桑原 しなびたポテトを嬉しそうに咀嚼するおじさんが忘れられないです。
石川 それはもう善意からでもダメですよ。プレイだもん。完全にプレイだもん。
桑原 プレイかー。なんか、あたしも寂しかったのかもしれない(フリーバッグ風に)。
石川 寂しいおじさんを守るのは、ぜひライフワークにしてください。
桑原 もうね、自分もおじさんとそう年が変わらないんで優しくできるかどうか……。あ、「おじいさんを守る会」に移行すればいいのか。

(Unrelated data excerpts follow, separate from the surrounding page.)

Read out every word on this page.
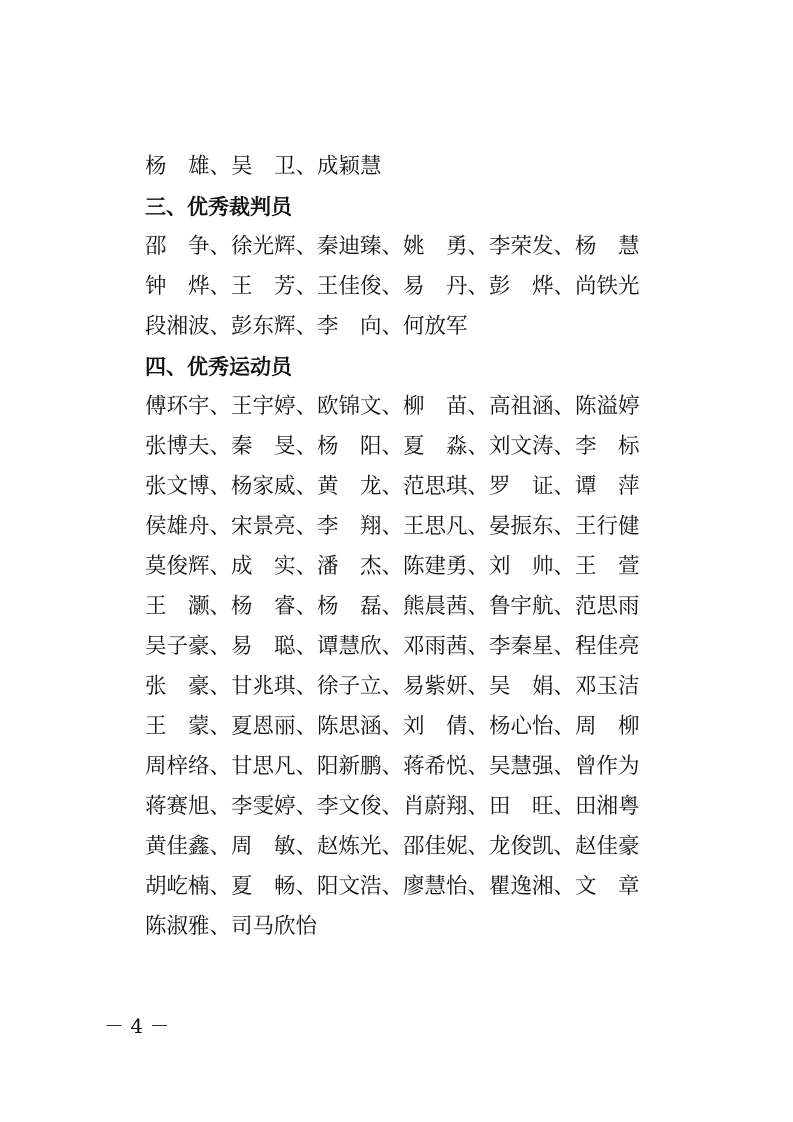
杨　雄、吴　卫、成颖慧
三、优秀裁判员
邵　争、徐光辉、秦迪臻、姚　勇、李荣发、杨　慧
钟　烨、王　芳、王佳俊、易　丹、彭　烨、尚铁光
段湘波、彭东辉、李　向、何放军
四、优秀运动员
傅环宇、王宇婷、欧锦文、柳　苗、高祖涵、陈溢婷
张博夫、秦　旻、杨　阳、夏　淼、刘文涛、李　标
张文博、杨家威、黄　龙、范思琪、罗　证、谭　萍
侯雄舟、宋景亮、李　翔、王思凡、晏振东、王行健
莫俊辉、成　实、潘　杰、陈建勇、刘　帅、王　萱
王　灏、杨　睿、杨　磊、熊晨茜、鲁宇航、范思雨
吴子豪、易　聪、谭慧欣、邓雨茜、李秦星、程佳亮
张　豪、甘兆琪、徐子立、易紫妍、吴　娟、邓玉洁
王　蒙、夏恩丽、陈思涵、刘　倩、杨心怡、周　柳
周梓络、甘思凡、阳新鹏、蒋希悦、吴慧强、曾作为
蒋赛旭、李雯婷、李文俊、肖蔚翔、田　旺、田湘粤
黄佳鑫、周　敏、赵炼光、邵佳妮、龙俊凯、赵佳豪
胡屹楠、夏　畅、阳文浩、廖慧怡、瞿逸湘、文　章
陈淑雅、司马欣怡
－ 4 －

編集部 それは普通に介護ですね。これからの社会ではニーズがありそうですね。
石川 金の匂いがするから私も入会したい。
桑原 ポテトのおじさんが、君の名前教えてって言うんですが、一秒もかからないうちに、「嘘で良いから!」って言うんです、その哀愁はチャリティでしか生まれません。
石川 いいシーンだなあ!
桑原 その日は「ミヨちゃん」で通しました。
石川 桑原さんはフリーバックじゃないんだってわかりました。与える側の人間です。しなびたポテトを(笑)。
《フリーバッグは、観客にも本音を隠す》
編集部 脚本も手掛ける主演のフィービー・ウォーラー=ブリッジは、もともとこのネタを一人芝居として展開していたそうですが、女優であり脚本家である桑原さんはフリーバッグを演じてみたいと思いますか?

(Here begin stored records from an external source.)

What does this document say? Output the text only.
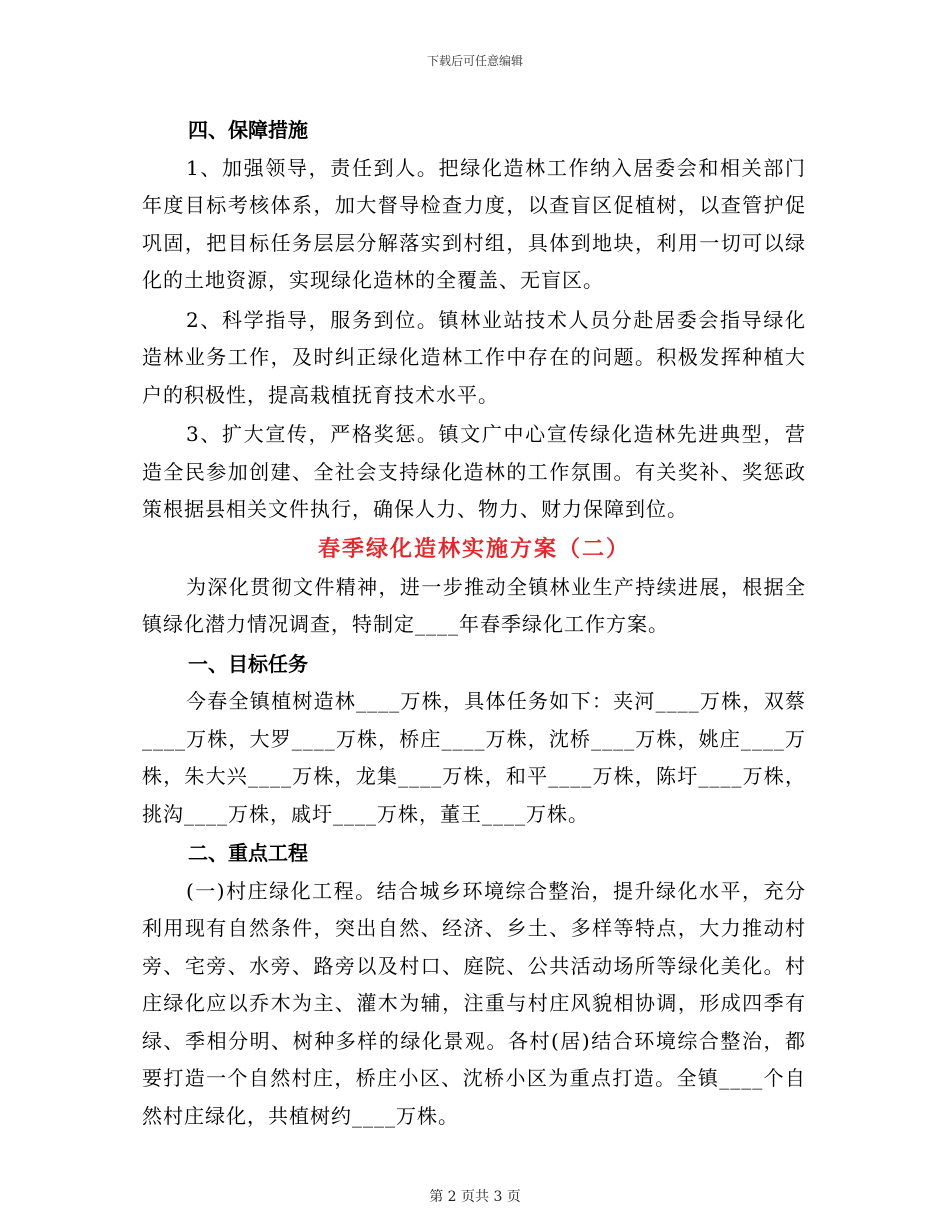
下载后可任意编辑
四、保障措施
1、加强领导，责任到人。把绿化造林工作纳入居委会和相关部门年度目标考核体系，加大督导检查力度，以查盲区促植树，以查管护促巩固，把目标任务层层分解落实到村组，具体到地块，利用一切可以绿化的土地资源，实现绿化造林的全覆盖、无盲区。
2、科学指导，服务到位。镇林业站技术人员分赴居委会指导绿化造林业务工作，及时纠正绿化造林工作中存在的问题。积极发挥种植大户的积极性，提高栽植抚育技术水平。
3、扩大宣传，严格奖惩。镇文广中心宣传绿化造林先进典型，营造全民参加创建、全社会支持绿化造林的工作氛围。有关奖补、奖惩政策根据县相关文件执行，确保人力、物力、财力保障到位。
春季绿化造林实施方案（二）
为深化贯彻文件精神，进一步推动全镇林业生产持续进展，根据全镇绿化潜力情况调查，特制定____年春季绿化工作方案。
一、目标任务
今春全镇植树造林____万株，具体任务如下：夹河____万株，双蔡____万株，大罗____万株，桥庄____万株，沈桥____万株，姚庄____万株，朱大兴____万株，龙集____万株，和平____万株，陈圩____万株，挑沟____万株，戚圩____万株，董王____万株。
二、重点工程
(一)村庄绿化工程。结合城乡环境综合整治，提升绿化水平，充分利用现有自然条件，突出自然、经济、乡土、多样等特点，大力推动村旁、宅旁、水旁、路旁以及村口、庭院、公共活动场所等绿化美化。村庄绿化应以乔木为主、灌木为辅，注重与村庄风貌相协调，形成四季有绿、季相分明、树种多样的绿化景观。各村(居)结合环境综合整治，都要打造一个自然村庄，桥庄小区、沈桥小区为重点打造。全镇____个自然村庄绿化，共植树约____万株。
第 2 页共 3 页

桑原 演じたいです!! 「フリーバッグ」はほとんど前情報なく観たんですけれども、とにかくこの女優さんって内容や狙いを完璧に理解できてるなって感心してたんですよ。で、あとで脚本家でもあるとわかって納得しました。
編集部 ほー。
桑原 あの細かい目配せとか、リズムがほんとに細かくて見事だと思ったんですよ。やらされてる感がまるでない。
石川 確かに。そのおかげで、ちょっとリアルすぎて「ツライよツライよ」って思って見てたんですが……。
桑原 うんうん、わかります。面白いのが、あの一人語りの流れで、何でも素直に顔に出してるみたいに見えるけれど、後半に行くにつれては特に、カメラ目線を向けられているわれわれ観客側にも本音を隠してるんですよね
編集部 ほーーーーーーーーーーーーー!
石川 結構、黙りますよね、あの子。
桑原 そうそう。ほんとにきついことは、カメラ目線でも黙る。
石川 そのくらいになってからの方が、彼女を好きになれました。
桑原 うん、わかります。
石川 あれ、巧妙ですよね。それに合わせてまわりの人間の方がどんどんクソになってくんで、彼女のクソさなんてカワイイもんにも思えてきますよね。
桑原 はい。あの父ちゃんの新しい嫁(オリヴィア・コールマン)なんてクソ過ぎてサイコーですよね! ちょっと前までAmazonで配信してる「ナイトマネジャー」で見ていて、応援していた女優なだけに裏切られた気すらしました(笑)。
石川 あいつこそビッチ!
桑原 あと女友達にも「こっから先は言えない」境界線ってありますよね。私はフリーバッグのことをどうしようもない悪友みたいな感覚で見ていたので、「ああ、こっから先は隠すんだ、あんた、かわいい奴だな」みたいな感じになりました。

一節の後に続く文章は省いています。